Nongeminate and Geminate Recombination in PTB7:PC$_{71}$BM solar cells

TL;DR

This study investigates recombination processes in PTB7:PC$_{71}$BM solar cells using advanced measurement techniques, revealing how processing additives influence recombination and device performance.

Contribution

It demonstrates that DIO additive reduces recombination losses and enables accurate modeling of current-voltage behavior in organic solar cells.

Findings

DIO improves polaron pair dissociation and reduces geminate recombination.

Reconstructed j/V curves match measurements when considering nongeminate losses.

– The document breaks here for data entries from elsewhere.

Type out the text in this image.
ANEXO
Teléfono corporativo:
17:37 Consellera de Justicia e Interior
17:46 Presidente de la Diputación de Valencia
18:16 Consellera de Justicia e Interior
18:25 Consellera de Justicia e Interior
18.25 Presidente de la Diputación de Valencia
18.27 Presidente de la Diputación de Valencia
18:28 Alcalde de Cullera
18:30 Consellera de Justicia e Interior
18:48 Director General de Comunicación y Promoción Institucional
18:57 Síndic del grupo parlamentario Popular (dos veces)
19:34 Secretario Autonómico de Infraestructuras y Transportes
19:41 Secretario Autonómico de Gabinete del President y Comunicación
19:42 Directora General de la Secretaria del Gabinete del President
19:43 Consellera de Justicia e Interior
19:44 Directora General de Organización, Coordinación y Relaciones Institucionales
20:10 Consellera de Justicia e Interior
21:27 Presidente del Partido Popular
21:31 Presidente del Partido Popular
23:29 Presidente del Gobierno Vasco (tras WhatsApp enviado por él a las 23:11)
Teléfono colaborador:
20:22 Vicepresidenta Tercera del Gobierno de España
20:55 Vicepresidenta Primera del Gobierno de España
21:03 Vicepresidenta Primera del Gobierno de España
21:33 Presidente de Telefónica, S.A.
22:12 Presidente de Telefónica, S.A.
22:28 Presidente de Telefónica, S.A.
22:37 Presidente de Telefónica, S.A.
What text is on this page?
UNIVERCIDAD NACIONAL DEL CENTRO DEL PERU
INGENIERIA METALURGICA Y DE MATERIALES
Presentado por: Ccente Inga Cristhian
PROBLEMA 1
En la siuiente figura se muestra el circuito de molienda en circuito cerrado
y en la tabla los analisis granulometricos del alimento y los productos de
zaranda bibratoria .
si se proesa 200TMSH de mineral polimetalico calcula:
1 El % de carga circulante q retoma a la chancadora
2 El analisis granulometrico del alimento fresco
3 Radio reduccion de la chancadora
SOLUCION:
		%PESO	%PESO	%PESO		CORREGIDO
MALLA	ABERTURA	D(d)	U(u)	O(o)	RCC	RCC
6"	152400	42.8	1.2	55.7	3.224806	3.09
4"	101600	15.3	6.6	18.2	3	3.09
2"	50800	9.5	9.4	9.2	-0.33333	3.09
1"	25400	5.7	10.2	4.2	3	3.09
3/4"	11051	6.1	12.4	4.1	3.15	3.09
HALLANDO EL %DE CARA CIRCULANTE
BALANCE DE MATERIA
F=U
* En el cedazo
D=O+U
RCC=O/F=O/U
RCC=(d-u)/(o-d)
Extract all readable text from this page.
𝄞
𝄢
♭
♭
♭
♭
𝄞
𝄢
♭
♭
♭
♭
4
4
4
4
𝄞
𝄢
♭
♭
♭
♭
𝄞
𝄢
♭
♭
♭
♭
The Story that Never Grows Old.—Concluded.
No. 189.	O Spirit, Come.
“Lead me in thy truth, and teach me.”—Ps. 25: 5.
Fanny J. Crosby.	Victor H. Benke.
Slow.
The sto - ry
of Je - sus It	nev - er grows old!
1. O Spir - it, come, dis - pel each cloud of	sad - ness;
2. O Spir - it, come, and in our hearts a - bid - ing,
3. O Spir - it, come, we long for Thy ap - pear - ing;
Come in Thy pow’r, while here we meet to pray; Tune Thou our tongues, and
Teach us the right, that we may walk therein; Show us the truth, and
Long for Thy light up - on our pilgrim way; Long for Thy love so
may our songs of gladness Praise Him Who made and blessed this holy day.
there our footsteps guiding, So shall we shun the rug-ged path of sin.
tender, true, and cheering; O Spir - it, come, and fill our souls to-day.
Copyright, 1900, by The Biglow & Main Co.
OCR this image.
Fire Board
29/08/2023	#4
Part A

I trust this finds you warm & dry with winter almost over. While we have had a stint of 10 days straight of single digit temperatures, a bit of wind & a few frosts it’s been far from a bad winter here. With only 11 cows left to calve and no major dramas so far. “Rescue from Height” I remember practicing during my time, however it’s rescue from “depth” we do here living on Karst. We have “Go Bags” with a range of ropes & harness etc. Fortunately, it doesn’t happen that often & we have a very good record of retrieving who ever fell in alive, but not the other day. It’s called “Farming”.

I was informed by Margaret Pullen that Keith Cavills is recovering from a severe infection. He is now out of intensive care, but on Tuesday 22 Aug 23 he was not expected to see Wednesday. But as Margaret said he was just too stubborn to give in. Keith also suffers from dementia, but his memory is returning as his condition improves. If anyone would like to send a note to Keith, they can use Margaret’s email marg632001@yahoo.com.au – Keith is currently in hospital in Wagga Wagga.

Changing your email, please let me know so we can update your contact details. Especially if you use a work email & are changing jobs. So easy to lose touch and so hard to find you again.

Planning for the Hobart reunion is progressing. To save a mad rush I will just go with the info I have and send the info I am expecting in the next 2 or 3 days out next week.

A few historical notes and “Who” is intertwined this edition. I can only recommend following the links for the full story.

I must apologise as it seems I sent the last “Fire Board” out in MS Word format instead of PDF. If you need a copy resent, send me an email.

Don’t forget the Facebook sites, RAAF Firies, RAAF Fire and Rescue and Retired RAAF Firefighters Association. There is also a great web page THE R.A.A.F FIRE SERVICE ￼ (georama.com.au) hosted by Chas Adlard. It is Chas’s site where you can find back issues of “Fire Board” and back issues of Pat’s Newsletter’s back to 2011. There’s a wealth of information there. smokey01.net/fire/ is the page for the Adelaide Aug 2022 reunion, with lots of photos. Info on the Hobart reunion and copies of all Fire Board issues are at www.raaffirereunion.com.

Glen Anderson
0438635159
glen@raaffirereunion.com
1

Trapped charges in fullerene domains cause deviations in device performance predictions.

Abstract

A combination of transient photovoltage (TPV), voltage dependent charge extraction (CE) and time delayed collection field (TDCF) measurements is applied to poly[[4,8-bis[(2-ethylhexyl)oxy]benzo[1,2-b:4,5-b']dithiophene-2,6-diyl] [3-fluoro-2-[(2-ethylhexyl)carbonyl] thieno[3,4-b]thiophenediyl]] (PTB7):[6,6]-phenyl-C71-butyric acid (PC$_{71}$BM) bulk heterojunction solar cells to analyze the limitations of photovoltaic performance. Devices are processed from pure chlorobenzene (CB) solution and a subset was optimized with 1,8-diiodooctane (DIO) as co-solvent. The dramatic changes in device performance are discussed with respect to the dominating loss processes. While in the devices processed from CB solution, severe geminate and nongeminate recombination is observed, the use of DIO facilitates efficient polaron pair dissociation and minimizes geminate recombination. Thus, from the determined charge carrier decay rate under open circuit conditions and the voltage dependent charge carrier densities $n(V)$, the nongeminate loss current $j_{loss}$ of the samples with DIO alone enables us to reconstruct the current/voltage ($j/V$) characteristics across the whole operational voltage range. Geminate and nongeminate losses are considered to describe the $j/V$ response of cells prepared without additive, but lead to a clearly overestimated device performance. We attribute the deviation between measured and reconstructed $j/V$ characteristics to trapped charges in isolated domains of pure fullerene phases.